Le mardi, arrivant à 14 h 30, avant les étudiants, j’ai eu la surprise de me voir interpeller, dés l’entrée franchie, par le chef du service de sécurité et de constater que les deux portes du Jardin des Plantes, 36 rue Geoffroy Saint-Hilaire étaient gardées par des vigiles...
— Monsieur Vadrot ?
— Euh... oui
— Je suis chargé de vous signifier que l’accès du Jardin des Plantes vous est interdit.
— Interdit ! Pourquoi ?
— Je n’ai pas à vous donner d’explication...
— Pouvez vous me remettre un papier me signifiant cette interdiction ?
— Non. Les manifestations sont interdites dans le Muséum.
— Il ne s’agit pas d’une manifestation, mais d’un cours en plein air, sans la moindre pancarte...
— C’est non....
Les étudiants, qui se baladent déjà dans le jardin, reviennent vers le lieu du rendez-vous, et le cours se fait donc, pendant une heure et demie, dans la rue, devant l’entrée du Muséum. Un cours qui porte sur l’histoire du Muséum, sur Buffon et sur l’histoire de la protection de la nature. À la fin du cours, je demande à entrer pour effectuer une visite commentée du jardin. Nouveau refus, seuls les étudiants peuvent entrer, pas leur enseignant. Ils entrent donc. Et moi je décide de tenter ma chance par une autre porte, celle de la rue de Buffon. Et là je retrouve des membres du service de sécurité qui, manifestement, possèdent mon signalement et, comme les premiers, ils m’interdisent à nouveau l’entrée.
Évidemment, je finis pas me fâcher. Et j’exige, sous peine de bousculer les vigiles, la présence du Directeur de la surveillance du Jardin des Plantes, qui arrive quand le scandale menace. Il se montre d’abord parfaitement méprisant, et il me récite mon CV et le contenu de mon blog !! Cela ressemble à un procès politique, avec description de mes opinions et de mes faits et gestes.

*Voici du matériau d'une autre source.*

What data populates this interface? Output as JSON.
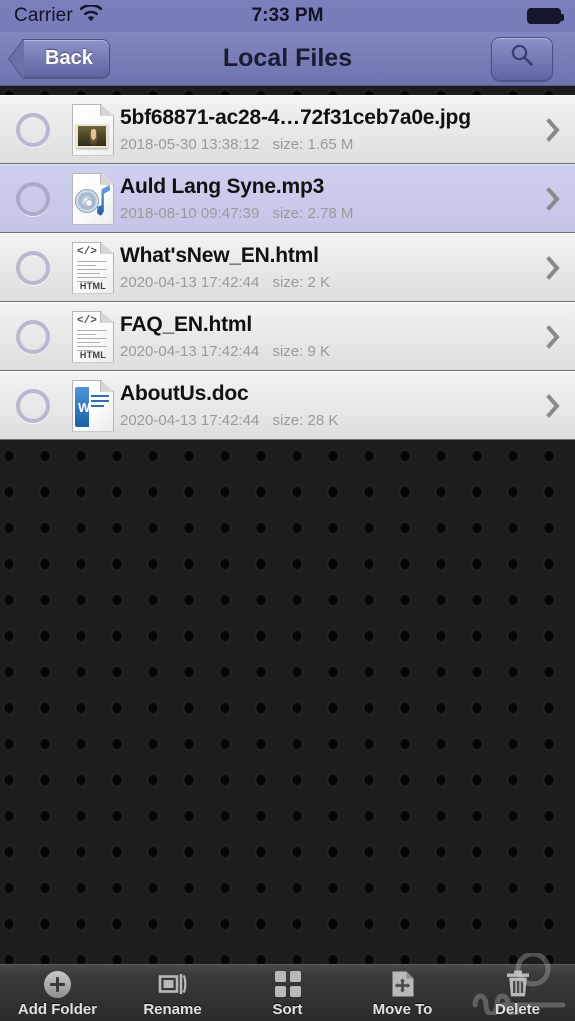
{
  "status_bar": {
    "carrier": "Carrier",
    "wifi_icon": "wifi-icon",
    "time": "7:33 PM",
    "battery_icon": "battery-full-icon"
  },
  "nav_bar": {
    "back_label": "Back",
    "title": "Local Files",
    "search_icon": "search-icon"
  },
  "files": [
    {
      "name": "5bf68871-ac28-4…72f31ceb7a0e.jpg",
      "date": "2018-05-30 13:38:12",
      "size": "size: 1.65 M",
      "kind": "image",
      "icon": "jpg-file-icon",
      "selected": false,
      "checked": false
    },
    {
      "name": "Auld Lang Syne.mp3",
      "date": "2018-08-10 09:47:39",
      "size": "size: 2.78 M",
      "kind": "audio",
      "icon": "mp3-file-icon",
      "selected": true,
      "checked": false
    },
    {
      "name": "What'sNew_EN.html",
      "date": "2020-04-13 17:42:44",
      "size": "size: 2 K",
      "kind": "html",
      "icon": "html-file-icon",
      "selected": false,
      "checked": false
    },
    {
      "name": "FAQ_EN.html",
      "date": "2020-04-13 17:42:44",
      "size": "size: 9 K",
      "kind": "html",
      "icon": "html-file-icon",
      "selected": false,
      "checked": false
    },
    {
      "name": "AboutUs.doc",
      "date": "2020-04-13 17:42:44",
      "size": "size: 28 K",
      "kind": "doc",
      "icon": "doc-file-icon",
      "selected": false,
      "checked": false
    }
  ],
  "html_icon_text": {
    "tag": "</>",
    "label": "HTML"
  },
  "toolbar": [
    {
      "label": "Add Folder",
      "icon": "plus-circle-icon"
    },
    {
      "label": "Rename",
      "icon": "rename-icon"
    },
    {
      "label": "Sort",
      "icon": "grid-squares-icon"
    },
    {
      "label": "Move To",
      "icon": "move-file-icon"
    },
    {
      "label": "Delete",
      "icon": "trash-icon"
    }
  ],
  "colors": {
    "navbar": "#7a7fba",
    "selected_row": "#c9c9ec",
    "row": "#e9e9e9",
    "toolbar": "#3a3a3a",
    "background": "#1a1a1a"
  }
}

D’autres enseignants du département de Géographie se joignent à moi, dont le Directeur, Olivier Archambeau, qui est Président du Club des Explorateurs, Alain Bué et Christian Weiss. Ils insistent. Alors le directeur de la surveillance du Muséum, qui dit agir au nom du Directeur du Muséum (où je suis honorablement connu), mais qui commence sans doute à sentir le ridicule de sa situation, finit par nous faire une proposition incroyable, du genre de celles que j’ai pu entendre autrefois en Union soviétique quand j’étais journaliste :
— Ecoutez, si vous me promettez de ne pas parler de politique à vos étudiants et aux autres professeurs, je vous laisse entrer et rejoindre les étudiants...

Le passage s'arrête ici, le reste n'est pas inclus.